You can do something like this:

try {
    Query q = entityManager.createQuery("from LearningUnit unit order by unit.id desc");
    q.setMaxResults(1);
    LearningUnit unit = (LearningUnit) q.getSingleResult();
    // we found a LearningUnit
    // ...
} catch (NoResultException e) {
    // We didn't find any LearningUnit
    // ...
}

Please, also point out, if any, clear pitfalls in my outlined algorithm above.

Actually, I wouldn't put that logic in the constructor of your Entity (where you typically don't have access to the entity manager, which is not a bad thing). I would implement this logic in a service method (where it belongs because I think it's business logic).

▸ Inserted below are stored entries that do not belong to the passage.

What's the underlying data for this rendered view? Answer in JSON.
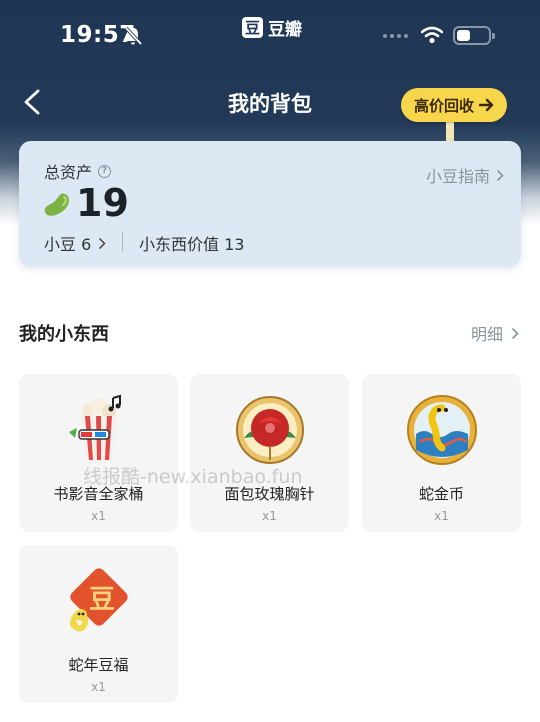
{
  "status_bar": {
    "time": "19:57",
    "app_name": "豆瓣",
    "app_icon_char": "豆"
  },
  "header": {
    "title": "我的背包",
    "recycle_button": "高价回收"
  },
  "assets": {
    "label": "总资产",
    "help_icon": "?",
    "guide_link": "小豆指南",
    "total": "19",
    "beans_label": "小豆 6",
    "items_value_label": "小东西价值 13"
  },
  "section": {
    "title": "我的小东西",
    "detail_link": "明细"
  },
  "items": [
    {
      "name": "书影音全家桶",
      "qty": "x1",
      "icon": "popcorn-bucket-icon"
    },
    {
      "name": "面包玫瑰胸针",
      "qty": "x1",
      "icon": "rose-brooch-icon"
    },
    {
      "name": "蛇金币",
      "qty": "x1",
      "icon": "snake-coin-icon"
    },
    {
      "name": "蛇年豆福",
      "qty": "x1",
      "icon": "snake-fu-icon",
      "badge_char": "豆"
    }
  ],
  "watermark": "线报酷-new.xianbao.fun",
  "colors": {
    "header_navy": "#1e3553",
    "recycle_yellow": "#f8d64c",
    "card_blue": "#dce9f5",
    "bean_green": "#7cb342"
  }
}
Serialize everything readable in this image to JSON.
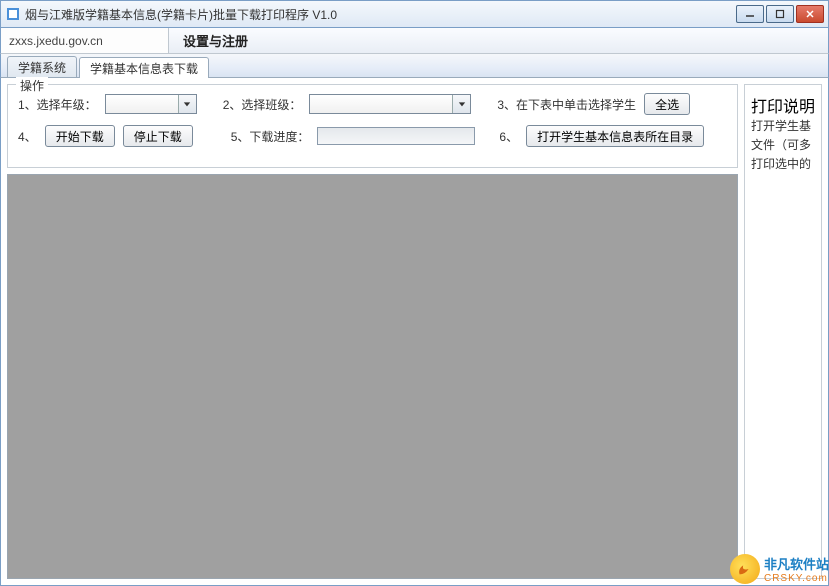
{
  "window": {
    "title": "烟与江难版学籍基本信息(学籍卡片)批量下载打印程序 V1.0"
  },
  "toolbar": {
    "address": "zxxs.jxedu.gov.cn",
    "settings": "设置与注册"
  },
  "tabs": {
    "t1": "学籍系统",
    "t2": "学籍基本信息表下载"
  },
  "ops": {
    "legend": "操作",
    "row1": {
      "l1": "1、选择年级：",
      "l2": "2、选择班级：",
      "l3": "3、在下表中单击选择学生",
      "selectAll": "全选"
    },
    "row2": {
      "l4": "4、",
      "start": "开始下载",
      "stop": "停止下载",
      "l5": "5、下载进度：",
      "l6": "6、",
      "openDir": "打开学生基本信息表所在目录"
    }
  },
  "print": {
    "legend": "打印说明",
    "line1": "打开学生基",
    "line2": "文件（可多",
    "line3": "打印选中的"
  },
  "watermark": {
    "cn": "非凡软件站",
    "en": "CRSKY.com"
  }
}
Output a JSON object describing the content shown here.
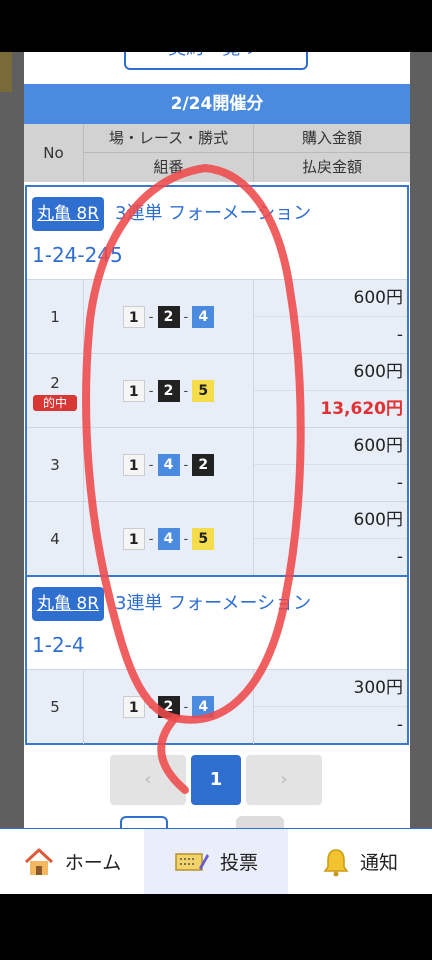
{
  "top_button": {
    "label": "契約一覧 ＞"
  },
  "date_header": "2/24開催分",
  "columns": {
    "no": "No",
    "race": "場・レース・勝式",
    "combo": "組番",
    "amount": "購入金額",
    "refund": "払戻金額"
  },
  "groups": [
    {
      "venue": "丸亀 8R",
      "bet_type": "3連単 フォーメーション",
      "combo": "1-24-245",
      "rows": [
        {
          "no": "1",
          "combo": [
            "1",
            "2",
            "4"
          ],
          "amount": "600円",
          "refund": "-"
        },
        {
          "no": "2",
          "hit": "的中",
          "combo": [
            "1",
            "2",
            "5"
          ],
          "amount": "600円",
          "refund": "13,620円"
        },
        {
          "no": "3",
          "combo": [
            "1",
            "4",
            "2"
          ],
          "amount": "600円",
          "refund": "-"
        },
        {
          "no": "4",
          "combo": [
            "1",
            "4",
            "5"
          ],
          "amount": "600円",
          "refund": "-"
        }
      ]
    },
    {
      "venue": "丸亀 8R",
      "bet_type": "3連単 フォーメーション",
      "combo": "1-2-4",
      "rows": [
        {
          "no": "5",
          "combo": [
            "1",
            "2",
            "4"
          ],
          "amount": "300円",
          "refund": "-"
        }
      ]
    }
  ],
  "pagination": {
    "prev": "‹",
    "current": "1",
    "next": "›"
  },
  "tabs": [
    {
      "label": "ホーム",
      "icon": "home-icon"
    },
    {
      "label": "投票",
      "icon": "ticket-icon"
    },
    {
      "label": "通知",
      "icon": "bell-icon"
    }
  ],
  "colors": {
    "accent": "#2f6fd0",
    "header": "#4a8be0",
    "win": "#e03232",
    "annotation": "#ee4a4a"
  }
}
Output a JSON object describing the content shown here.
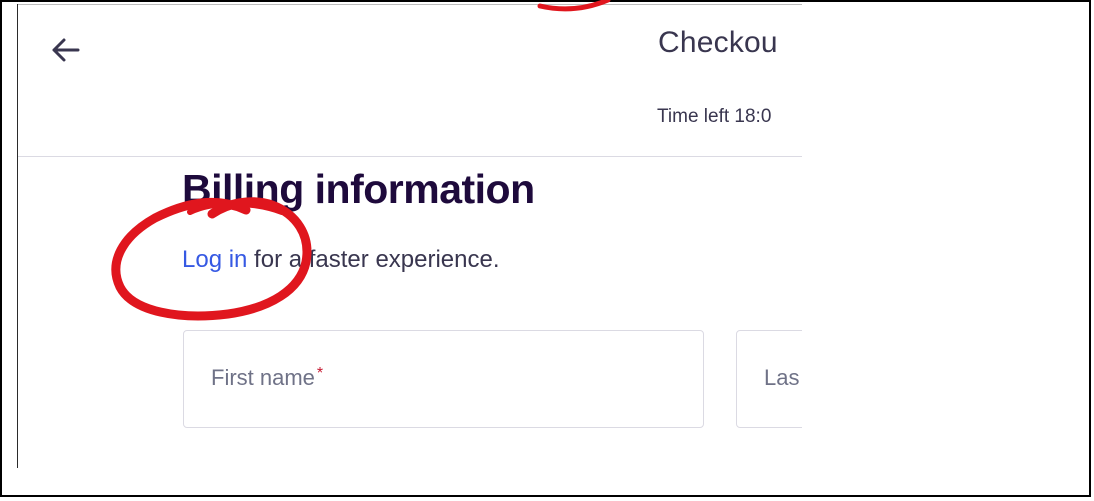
{
  "header": {
    "title": "Checkou",
    "time_left": "Time left 18:0"
  },
  "billing": {
    "heading": "Billing information",
    "login_link": "Log in",
    "login_suffix": " for a faster experience."
  },
  "form": {
    "first_name_label": "First name",
    "required_mark": "*",
    "last_name_label": "Las"
  },
  "colors": {
    "link": "#3659e3",
    "heading": "#1e0a3c",
    "required": "#c5162e",
    "annotation": "#e0161e"
  },
  "icons": {
    "back": "arrow-left-icon"
  }
}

As a side note, I think that the @Size constraint should be on the other side of the association, on the Collection.

Pascal Thivent
Isn't that boilerplate code? I was wondering if something like EntityManager.findMax(LearningUnit, id) existed.
simpatico
@simpatico: To my knowledge, there is nothing built-in for that (you usually don't deal with ids with JPA).
Pascal Thivent
also, aren't you missing a "SELECT"?
simpatico
@simpatico: No, I'm not. Try it yourself.
Pascal Thivent
"you usually don't deal with ids with JPA"I wonder if I should discuss my db design, then. I need this learningunit to impose a grouping constraint. Concepts are 'published' to a memo (entity) in 4 groups (learningunits). I deal with the max id to first-come first-publish. I may still re-schedule a Concept by assigning it to a greater lunit.
simpatico
Put another way, how would you alter my algo/schema to achieve with jpa code that is usual, not dealing with ids?